Com o Congresso Nacional e o Judiciário em recesso, Bolsonaro ficou absoluto na cena política, sem que nenhuma outra personalidade disputasse espaço na mídia. Nesse período, no jargão jornalístico, florescem as “flores do recesso”, temas que tomam conta do noticiário político e morrem quando o Parlamento e os tribunais voltam a funcionar. Ocupava a cena a divulgação de conversas entre o ministro da Justiça, Sérgio Moro, quando era juiz em Curitiba, e os procuradores da força-tarefa da Lava-Jato, pelo site The Intercept Brasil, do jornalista americano Green Grenwald.
Essa seria a mais exuberante “flor do recesso”, mas o presidente Bolsonaro irrompeu em cena, diariamente, com declarações e atitudes polêmicas a cada entrevista ou tuitada. Ontem, Bolsonaro afirmou em uma rede social que o estudante de direito da Universidade Federal Fluminense (UFF) Fernando Augusto de Santa Cruz Oliveira foi morto pelo “grupo terrorista” da Ação Popular do Rio de Janeiro, e não pelos militares, uma afirmação no mínimo leviana. Segundo a Comissão da Verdade, Santa Cruz foi morto por agentes dos órgãos de segurança do regime militar.
Mais cedo, ao criticar o presidente da Ordem dos Advogados do Brasil (OAB), Felipe Santa Cruz, filho do estudante desaparecido, Bolsonaro havia chocado a opinião pública com a seguinte declaração: “Um dia, se o presidente da OAB [Felipe Santa Cruz] quiser saber como é que o pai dele desapareceu no período militar, eu conto para ele. Ele não vai querer ouvir a verdade. Eu conto para ele”. Sua declaração gerou repulsa nos meios jurídicos e políticos. O governador de São Paulo, João Doria, por exemplo, filho de um parlamentar cassado e obrigado a se exilar, considerou a declaração inaceitável.
Lava-Jato
Bolsonaro já chamou a jornalista Miriam Leitão de terrorista e os nordestinos de “paraíba”; anunciou que discriminaria o Maranhão, porque o governador Flávio Dino (PcdoB) é comunista; garantiu que ninguém passa fome no Brasil; desqualificou os dados sobre desmatamento do Instituto Nacional de Pesquisas Espaciais (Inpe), voltou a dizer que só os veganos se preocupam com a questão ambiental e voltou a defender a transformação da Baía de Angra numa nova Cancún.

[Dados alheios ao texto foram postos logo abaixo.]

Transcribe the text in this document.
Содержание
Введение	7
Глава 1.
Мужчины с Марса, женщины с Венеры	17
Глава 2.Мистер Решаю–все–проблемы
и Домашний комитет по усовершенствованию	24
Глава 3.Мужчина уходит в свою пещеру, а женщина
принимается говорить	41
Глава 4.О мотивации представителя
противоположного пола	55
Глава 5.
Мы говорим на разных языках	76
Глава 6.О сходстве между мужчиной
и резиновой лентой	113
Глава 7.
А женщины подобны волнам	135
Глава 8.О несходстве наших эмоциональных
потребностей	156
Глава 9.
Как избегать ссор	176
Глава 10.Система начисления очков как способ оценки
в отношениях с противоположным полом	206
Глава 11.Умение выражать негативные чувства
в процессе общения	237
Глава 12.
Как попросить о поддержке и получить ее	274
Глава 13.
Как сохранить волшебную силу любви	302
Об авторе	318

Entre uma declaração e outra sobre Fernando Santa Cruz, Bolsonaro também defendeu a prisão do jornalista americano Grenn Greenwald, que divulgou as mensagens trocadas pelo ex-juiz Moro e os procuradores da Lava-Jato. Bolsonaro já havia feito referência à possível prisão do diretor do The Intercept Brasil, ao negar a intenção do governo de deportá-lo. A ligação de Greenwald com os quatro hackers presos suspeitos de invadir celulares de Moro, procuradores e outras autoridades dos três poderes está sendo investigada pela Polícia Federal. O inquérito foi prorrogado por mais 60 dias. Greenwald alega que recebeu os documentos anonimamente e sem nenhuma compensação financeira.
Para completar o dia, Bolsonaro cancelou uma audiência com o chanceler da França, Jean-Yves Le Drian, e foi cortar o cabelo. A França é uma grande parceira no acordo do Mercosul com a União Europeia. Talvez o presidente da República não tenha se dado conta, ainda, de que está promovendo uma espécie de terceiro turno das eleições, no qual oferece à crítica ideias que sempre defendeu, mas que não foram apresentadas à sociedade na campanha eleitoral, muito menos confrontadas pelos adversários. Cada declaração polêmica provoca uma onda de protestos na sociedade civil e no exterior, além de frustrar uma parcela dos eleitores que esperavam um presidente mais focado nos problemas do país, mais moderado na política e eficiente na gestão administrativa.